The Lactose Intolerance Clearinghouse Has Moved.

My old website can be found at www.stevecarper.com/li I am no longer updating the site, so there will be dead links. The static information provided by me is still sound.

For quick offline reference, you can purchase Planet Lactose: The Best of the Blog as an ebook on Smashwords.com or Amazon.com or BarnesandNoble.com or a whole lot of other places that Smashwords is suppose to distribute the book to. Almost 100,000 words on LI, allergies, milk products, milk-free products, and the genetics of intolerance, along with large helpings of the weirdness that is the Net.
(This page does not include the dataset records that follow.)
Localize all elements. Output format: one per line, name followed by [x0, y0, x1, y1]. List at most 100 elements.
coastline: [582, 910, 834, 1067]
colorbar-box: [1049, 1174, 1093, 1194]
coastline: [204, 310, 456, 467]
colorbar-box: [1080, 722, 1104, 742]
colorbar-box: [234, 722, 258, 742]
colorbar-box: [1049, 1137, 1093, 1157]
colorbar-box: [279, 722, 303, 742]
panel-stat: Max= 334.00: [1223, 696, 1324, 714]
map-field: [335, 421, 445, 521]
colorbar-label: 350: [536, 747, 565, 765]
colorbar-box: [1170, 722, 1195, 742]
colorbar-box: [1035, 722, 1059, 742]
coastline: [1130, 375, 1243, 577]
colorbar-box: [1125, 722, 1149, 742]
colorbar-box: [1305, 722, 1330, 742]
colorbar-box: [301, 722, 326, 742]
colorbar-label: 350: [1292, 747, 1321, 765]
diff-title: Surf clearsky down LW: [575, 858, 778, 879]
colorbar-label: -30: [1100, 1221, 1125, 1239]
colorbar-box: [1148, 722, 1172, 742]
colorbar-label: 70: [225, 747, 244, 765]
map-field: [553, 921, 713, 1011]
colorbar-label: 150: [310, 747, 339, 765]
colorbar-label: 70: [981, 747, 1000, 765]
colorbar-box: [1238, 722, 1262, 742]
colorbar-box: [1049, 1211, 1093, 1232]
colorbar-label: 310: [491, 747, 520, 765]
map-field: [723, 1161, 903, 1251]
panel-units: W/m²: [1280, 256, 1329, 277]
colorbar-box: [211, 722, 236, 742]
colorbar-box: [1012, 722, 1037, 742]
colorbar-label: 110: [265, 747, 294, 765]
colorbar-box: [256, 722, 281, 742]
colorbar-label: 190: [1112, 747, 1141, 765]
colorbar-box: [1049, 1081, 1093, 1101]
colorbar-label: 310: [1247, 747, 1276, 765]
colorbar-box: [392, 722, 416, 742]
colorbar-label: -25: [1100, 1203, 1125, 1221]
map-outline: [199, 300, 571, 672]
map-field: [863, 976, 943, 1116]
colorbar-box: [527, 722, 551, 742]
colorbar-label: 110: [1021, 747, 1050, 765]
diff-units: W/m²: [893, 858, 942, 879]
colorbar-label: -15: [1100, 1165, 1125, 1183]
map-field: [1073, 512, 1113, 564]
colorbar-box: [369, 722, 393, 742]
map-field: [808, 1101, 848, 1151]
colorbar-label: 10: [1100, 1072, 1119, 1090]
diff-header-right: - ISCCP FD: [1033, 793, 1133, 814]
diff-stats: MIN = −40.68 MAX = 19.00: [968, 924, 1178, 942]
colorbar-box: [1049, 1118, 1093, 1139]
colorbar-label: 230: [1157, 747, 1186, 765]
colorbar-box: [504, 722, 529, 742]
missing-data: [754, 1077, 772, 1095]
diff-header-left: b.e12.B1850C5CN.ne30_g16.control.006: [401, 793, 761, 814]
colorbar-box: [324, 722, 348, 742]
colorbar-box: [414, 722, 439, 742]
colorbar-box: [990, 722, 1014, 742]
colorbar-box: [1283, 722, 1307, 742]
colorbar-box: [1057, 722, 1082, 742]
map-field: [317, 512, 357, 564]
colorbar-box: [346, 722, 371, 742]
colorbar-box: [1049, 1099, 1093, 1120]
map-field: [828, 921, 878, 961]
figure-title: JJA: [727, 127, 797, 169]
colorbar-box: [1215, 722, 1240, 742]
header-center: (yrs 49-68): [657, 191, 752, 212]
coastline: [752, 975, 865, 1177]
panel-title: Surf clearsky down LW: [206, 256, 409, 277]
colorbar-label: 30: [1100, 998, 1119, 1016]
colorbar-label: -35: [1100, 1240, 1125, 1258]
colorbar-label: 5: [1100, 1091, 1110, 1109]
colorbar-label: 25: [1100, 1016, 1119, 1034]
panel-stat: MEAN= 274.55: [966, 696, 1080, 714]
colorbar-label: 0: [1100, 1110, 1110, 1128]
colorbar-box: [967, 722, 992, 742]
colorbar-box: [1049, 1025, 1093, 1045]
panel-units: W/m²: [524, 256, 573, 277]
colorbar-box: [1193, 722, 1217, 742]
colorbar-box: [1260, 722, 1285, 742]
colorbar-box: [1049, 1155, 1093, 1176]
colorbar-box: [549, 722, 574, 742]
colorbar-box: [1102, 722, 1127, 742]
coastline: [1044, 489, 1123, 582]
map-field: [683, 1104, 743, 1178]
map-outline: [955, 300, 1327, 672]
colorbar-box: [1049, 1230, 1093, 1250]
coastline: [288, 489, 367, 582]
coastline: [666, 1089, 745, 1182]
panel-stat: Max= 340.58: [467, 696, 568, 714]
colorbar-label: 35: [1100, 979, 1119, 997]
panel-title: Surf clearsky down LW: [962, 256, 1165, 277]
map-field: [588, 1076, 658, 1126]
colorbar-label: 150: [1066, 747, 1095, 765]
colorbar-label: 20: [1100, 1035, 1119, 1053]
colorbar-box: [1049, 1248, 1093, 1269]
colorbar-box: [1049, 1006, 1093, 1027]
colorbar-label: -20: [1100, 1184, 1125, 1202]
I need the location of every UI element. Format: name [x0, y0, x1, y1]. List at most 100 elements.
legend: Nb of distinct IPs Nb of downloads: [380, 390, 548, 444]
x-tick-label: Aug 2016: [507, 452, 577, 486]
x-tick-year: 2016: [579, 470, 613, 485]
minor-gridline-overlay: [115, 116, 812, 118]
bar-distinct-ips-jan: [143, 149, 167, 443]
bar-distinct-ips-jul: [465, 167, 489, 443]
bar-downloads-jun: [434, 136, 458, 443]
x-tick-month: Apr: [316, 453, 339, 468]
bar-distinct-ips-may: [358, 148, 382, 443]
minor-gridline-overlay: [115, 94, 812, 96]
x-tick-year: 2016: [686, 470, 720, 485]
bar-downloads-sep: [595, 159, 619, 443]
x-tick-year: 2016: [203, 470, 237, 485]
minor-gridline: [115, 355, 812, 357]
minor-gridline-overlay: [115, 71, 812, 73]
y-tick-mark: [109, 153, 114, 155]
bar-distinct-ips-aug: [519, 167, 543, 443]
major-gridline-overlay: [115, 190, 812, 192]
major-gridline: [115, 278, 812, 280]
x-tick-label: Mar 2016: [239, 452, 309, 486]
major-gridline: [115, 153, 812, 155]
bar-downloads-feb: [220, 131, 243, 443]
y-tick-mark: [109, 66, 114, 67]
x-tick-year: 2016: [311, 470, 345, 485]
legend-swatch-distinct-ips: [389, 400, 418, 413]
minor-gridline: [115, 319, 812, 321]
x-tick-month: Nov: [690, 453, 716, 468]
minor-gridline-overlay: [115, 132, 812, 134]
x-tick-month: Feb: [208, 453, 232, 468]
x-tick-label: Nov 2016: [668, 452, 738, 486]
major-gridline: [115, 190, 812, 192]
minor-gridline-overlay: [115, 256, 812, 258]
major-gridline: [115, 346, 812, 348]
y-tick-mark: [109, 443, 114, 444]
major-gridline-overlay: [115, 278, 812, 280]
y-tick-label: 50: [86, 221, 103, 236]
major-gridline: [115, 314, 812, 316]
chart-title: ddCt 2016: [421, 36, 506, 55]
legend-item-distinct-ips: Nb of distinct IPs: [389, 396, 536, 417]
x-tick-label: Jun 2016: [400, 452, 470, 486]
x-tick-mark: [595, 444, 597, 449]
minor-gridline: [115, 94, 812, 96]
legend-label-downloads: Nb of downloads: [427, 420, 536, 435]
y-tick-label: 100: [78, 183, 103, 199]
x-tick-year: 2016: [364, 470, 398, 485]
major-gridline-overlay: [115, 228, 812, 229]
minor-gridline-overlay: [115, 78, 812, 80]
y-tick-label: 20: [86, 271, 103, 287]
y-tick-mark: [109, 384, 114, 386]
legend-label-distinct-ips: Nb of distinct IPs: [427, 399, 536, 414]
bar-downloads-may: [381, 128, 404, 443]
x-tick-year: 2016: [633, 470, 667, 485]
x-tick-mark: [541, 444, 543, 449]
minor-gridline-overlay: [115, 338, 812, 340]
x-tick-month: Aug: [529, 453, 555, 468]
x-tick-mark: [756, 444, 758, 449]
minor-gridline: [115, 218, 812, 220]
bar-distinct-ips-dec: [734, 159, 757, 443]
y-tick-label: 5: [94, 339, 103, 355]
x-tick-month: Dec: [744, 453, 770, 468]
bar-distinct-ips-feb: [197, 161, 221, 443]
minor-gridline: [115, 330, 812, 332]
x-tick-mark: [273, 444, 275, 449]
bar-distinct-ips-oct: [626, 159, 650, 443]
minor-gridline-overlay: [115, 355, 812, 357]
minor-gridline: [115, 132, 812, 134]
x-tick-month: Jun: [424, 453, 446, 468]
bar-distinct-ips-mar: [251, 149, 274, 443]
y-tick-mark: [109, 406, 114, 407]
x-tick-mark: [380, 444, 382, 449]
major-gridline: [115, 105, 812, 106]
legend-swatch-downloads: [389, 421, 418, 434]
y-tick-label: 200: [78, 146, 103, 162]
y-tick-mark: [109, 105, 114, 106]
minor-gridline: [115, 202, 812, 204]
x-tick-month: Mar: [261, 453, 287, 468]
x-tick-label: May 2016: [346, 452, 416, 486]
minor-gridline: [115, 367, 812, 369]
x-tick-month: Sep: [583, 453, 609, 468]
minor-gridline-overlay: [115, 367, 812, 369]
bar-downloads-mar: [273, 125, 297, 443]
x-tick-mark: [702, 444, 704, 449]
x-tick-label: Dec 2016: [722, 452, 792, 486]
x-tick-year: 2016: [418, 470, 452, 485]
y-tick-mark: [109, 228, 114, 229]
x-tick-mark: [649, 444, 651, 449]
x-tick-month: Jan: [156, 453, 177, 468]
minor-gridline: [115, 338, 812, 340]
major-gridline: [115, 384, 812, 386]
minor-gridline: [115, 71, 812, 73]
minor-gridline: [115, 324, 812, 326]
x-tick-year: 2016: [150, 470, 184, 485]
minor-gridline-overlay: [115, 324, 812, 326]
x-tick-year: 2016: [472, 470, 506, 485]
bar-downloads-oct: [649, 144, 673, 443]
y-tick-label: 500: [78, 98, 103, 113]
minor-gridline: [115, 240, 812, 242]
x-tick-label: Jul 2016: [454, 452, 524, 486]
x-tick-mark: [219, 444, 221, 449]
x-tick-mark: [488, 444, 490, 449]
I suffer the universal malady of spam and adbots, so I moderate comments here. That may mean you'll see a long lag before I remember to check the site and approve them. Despite the gap, you'll always get your say. I read every single one, and every legitimate one gets posted.


Monday, March 05, 2007

Mangoes and Lactase? Don't Think So

Glurge is that nutty stuff that your so-called friends like to pass around to you via email. It may be sappy, or wild, or outrageous, or just plain wrong.

In that last category is an article, "Benefit of the Mango for the Human Health," by a Dr. Martin Hirte.

I've traced it back to this page, which is copyrighted 1997. It's been picked up a number of times over the years, including recently at Disabled-World.com.

Why do I mention it? Because of this line:

The enzymes of the Mango, such as magneferin, katechol oxidase and lactase, clean the bowel of the "filth" within and are an ideal antidote for all toxic effects inside the body. They provide also sufficient resistance to fight any germs and afflictions.

Lactase? In mangoes? I guarantee that's not true.

Worse, when glurge gets bounced around the net for years, it starts to pick up errors. The Gambia Dairy Observer ran the story with this odd variation:
The enzyme list continues with mangneferin, katechol oxidise and lactose that not only protect the mango from insects, but help humans by stimulating metabolism and purifying the intestinal tract.

Give me a break.

Dr. Hirte is apparently a real doctor, with real credentials.
A well known and highly respected professional German health food researcher and pediatrician Dr. Martin Hirte became interested in PREDA dried mango when he first tasted the Filipino Carabao variety of this rare and exotic dried fruit near his home in Herrsching, Munich.

Google finds a number of German-language hits for him. However, I can't find any connection between mangoes and lactase that doesn't trace back to his original paper. Lactase has never been found in any other fruit or vegetable, and there's not the slightest reason to think that a mango would evolve the ability to manufacture lactase when there is not any conceivable use for it in the mango world. I can't find any research of Hirte's that would back up his claim.

It's baffling.

But not as odd as this other reference I found to lactase while searching the web:
IFT was invited to organise in early September of this year “A Taste of Macao” at the Shangri-La hotel in Manila, The Philippines.

A week long presentation of old Macanese favourites such as Caldo Verde, Octopus Salad, Lactase, Deep fried Bacalhau Balls, African Chicken and Mango Pudding had the Filipino public wanting more.


The world is stranger than you can think.